Statistics is completely different than what I had expected. It truly is a subject that goes
beyond the final letter grade and follows us into real life. There isn’t a single person who
wouldn’t benefit from the knowledge acquired in a statistics course. I would say the striking
difference between other mathematics courses I have taken and this statistics course is
critical thinking. I couldn’t get by on solely knowing an equation. It required me to put
thought into what I was doing and it begged me to ask important questions about the
information put before me and whether or not I was just going to take it at face value or
instead from the position of an informed consumer.
This term project taught me to do something I have never before been able to do. I was able
to take a set of data and scrutinize it with my own statistical analysis. I was able to use rules
and equations to determine whether or not the data was something I could trust. I learned
about the various ways to graphically portray data and how some ways are much more
advantageous that others. I learned how to sum up a set of data purely with “summary
statistics,” how to construct confidence intervals and how to test claims about the
population’s proportion and mean. Less importantly but to a mind-blowing degree, I
learned that whomever created the algorithms used to construct the glorious technology of
the TI-84 should be given their weight in gold.

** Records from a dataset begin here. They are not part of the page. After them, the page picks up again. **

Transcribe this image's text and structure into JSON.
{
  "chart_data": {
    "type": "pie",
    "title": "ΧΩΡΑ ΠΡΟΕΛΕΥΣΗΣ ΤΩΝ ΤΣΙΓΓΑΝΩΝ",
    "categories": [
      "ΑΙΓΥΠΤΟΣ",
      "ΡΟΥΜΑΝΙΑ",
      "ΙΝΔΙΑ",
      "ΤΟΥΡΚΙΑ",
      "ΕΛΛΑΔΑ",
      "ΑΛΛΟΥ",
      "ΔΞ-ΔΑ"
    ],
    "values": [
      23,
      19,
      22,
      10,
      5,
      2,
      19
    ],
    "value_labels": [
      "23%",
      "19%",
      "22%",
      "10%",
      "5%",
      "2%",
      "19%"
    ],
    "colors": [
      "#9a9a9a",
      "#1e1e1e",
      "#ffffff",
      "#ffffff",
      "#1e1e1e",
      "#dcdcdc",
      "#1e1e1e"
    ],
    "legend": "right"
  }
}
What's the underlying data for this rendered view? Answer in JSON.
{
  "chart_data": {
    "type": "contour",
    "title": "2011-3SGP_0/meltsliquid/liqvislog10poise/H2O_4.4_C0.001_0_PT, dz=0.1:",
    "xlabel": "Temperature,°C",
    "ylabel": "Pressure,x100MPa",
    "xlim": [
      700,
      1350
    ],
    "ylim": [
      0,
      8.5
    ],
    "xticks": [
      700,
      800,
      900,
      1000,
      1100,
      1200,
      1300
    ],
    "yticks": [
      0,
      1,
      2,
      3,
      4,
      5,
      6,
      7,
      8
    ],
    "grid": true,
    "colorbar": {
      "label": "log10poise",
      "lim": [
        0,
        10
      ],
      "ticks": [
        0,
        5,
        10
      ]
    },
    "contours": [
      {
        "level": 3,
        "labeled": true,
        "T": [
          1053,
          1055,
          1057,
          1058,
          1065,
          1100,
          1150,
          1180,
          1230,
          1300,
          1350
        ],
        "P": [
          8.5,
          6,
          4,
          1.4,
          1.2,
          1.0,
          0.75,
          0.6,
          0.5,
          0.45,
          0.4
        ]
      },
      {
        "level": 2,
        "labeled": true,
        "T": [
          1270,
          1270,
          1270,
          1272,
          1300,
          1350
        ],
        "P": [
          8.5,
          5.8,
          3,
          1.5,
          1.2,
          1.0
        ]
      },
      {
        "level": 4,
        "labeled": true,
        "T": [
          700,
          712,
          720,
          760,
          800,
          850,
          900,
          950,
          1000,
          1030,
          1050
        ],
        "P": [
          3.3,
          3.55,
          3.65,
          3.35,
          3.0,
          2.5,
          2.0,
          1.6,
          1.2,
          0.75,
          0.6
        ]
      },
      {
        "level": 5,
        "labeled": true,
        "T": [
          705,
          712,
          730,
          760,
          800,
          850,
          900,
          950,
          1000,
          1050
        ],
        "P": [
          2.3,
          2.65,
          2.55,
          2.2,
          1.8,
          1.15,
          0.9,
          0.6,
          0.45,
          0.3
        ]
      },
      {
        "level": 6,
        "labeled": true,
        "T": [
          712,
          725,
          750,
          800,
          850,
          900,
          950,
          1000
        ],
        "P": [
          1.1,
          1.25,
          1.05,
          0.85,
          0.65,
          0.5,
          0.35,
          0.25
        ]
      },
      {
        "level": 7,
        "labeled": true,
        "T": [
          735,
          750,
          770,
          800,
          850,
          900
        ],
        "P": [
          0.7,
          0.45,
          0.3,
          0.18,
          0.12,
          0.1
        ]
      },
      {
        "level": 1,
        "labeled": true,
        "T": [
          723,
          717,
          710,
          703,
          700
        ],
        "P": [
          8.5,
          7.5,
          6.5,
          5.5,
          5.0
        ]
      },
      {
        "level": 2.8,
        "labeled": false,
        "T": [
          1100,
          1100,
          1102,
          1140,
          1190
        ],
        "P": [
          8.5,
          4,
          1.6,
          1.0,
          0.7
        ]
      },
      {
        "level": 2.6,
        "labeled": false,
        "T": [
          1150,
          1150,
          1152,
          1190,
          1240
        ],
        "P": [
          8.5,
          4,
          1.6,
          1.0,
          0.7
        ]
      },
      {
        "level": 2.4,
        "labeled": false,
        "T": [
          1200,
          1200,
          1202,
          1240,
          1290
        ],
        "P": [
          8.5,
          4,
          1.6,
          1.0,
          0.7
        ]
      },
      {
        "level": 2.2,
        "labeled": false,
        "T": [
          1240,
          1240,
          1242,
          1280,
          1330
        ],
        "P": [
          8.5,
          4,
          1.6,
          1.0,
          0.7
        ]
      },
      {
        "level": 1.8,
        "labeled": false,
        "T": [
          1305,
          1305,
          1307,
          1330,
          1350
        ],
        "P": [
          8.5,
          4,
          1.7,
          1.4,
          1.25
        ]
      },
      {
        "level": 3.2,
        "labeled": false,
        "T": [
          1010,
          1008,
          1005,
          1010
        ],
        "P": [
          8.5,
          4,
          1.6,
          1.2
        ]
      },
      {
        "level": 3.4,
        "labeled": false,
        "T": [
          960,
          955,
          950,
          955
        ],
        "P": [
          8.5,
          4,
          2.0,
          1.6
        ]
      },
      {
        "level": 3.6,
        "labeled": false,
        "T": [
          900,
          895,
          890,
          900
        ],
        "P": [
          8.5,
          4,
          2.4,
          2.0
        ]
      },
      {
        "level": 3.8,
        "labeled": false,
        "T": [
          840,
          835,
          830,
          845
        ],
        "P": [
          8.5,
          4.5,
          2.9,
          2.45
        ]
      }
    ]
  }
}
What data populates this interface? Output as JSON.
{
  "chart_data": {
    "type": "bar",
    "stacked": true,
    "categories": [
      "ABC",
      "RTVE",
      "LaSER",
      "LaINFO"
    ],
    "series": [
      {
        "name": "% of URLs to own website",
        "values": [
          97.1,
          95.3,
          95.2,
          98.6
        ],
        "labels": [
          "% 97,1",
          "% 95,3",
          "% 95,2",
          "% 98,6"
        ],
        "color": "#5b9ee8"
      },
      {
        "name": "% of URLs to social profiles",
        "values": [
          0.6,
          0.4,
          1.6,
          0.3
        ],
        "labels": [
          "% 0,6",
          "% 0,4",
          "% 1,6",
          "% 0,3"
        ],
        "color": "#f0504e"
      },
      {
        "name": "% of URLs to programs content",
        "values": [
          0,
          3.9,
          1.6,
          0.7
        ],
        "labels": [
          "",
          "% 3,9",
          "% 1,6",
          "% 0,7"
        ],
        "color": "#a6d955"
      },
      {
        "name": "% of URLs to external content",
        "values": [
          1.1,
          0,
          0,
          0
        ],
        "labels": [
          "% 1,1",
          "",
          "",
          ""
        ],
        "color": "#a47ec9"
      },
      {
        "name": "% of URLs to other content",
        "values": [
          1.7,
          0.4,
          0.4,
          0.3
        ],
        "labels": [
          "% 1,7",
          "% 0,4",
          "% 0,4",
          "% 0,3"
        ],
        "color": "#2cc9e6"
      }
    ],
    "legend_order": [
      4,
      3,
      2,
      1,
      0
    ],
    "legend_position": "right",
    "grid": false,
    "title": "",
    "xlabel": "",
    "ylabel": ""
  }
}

One of the ways I’m most interested in applying what I’ve learned this semester is towards
the scrutiny of statistical information given for various medical topics. Healthcare is a
billion dollar industry with various special interest groups forcing the hands of politicians
and researchers in order to construct policy and research studies in their favor. Medicine is
my passion. I want to know everything I can about everything there is and I simply can’t get
enough. But I also need to know that I can trust the information being presented and not
assume it’s coming from a reputable, independent source. I now have the tools to look at
statistical data and determine its worth and whether or not it’s something I will find useful
and valuable in terms of my own professional standard of care.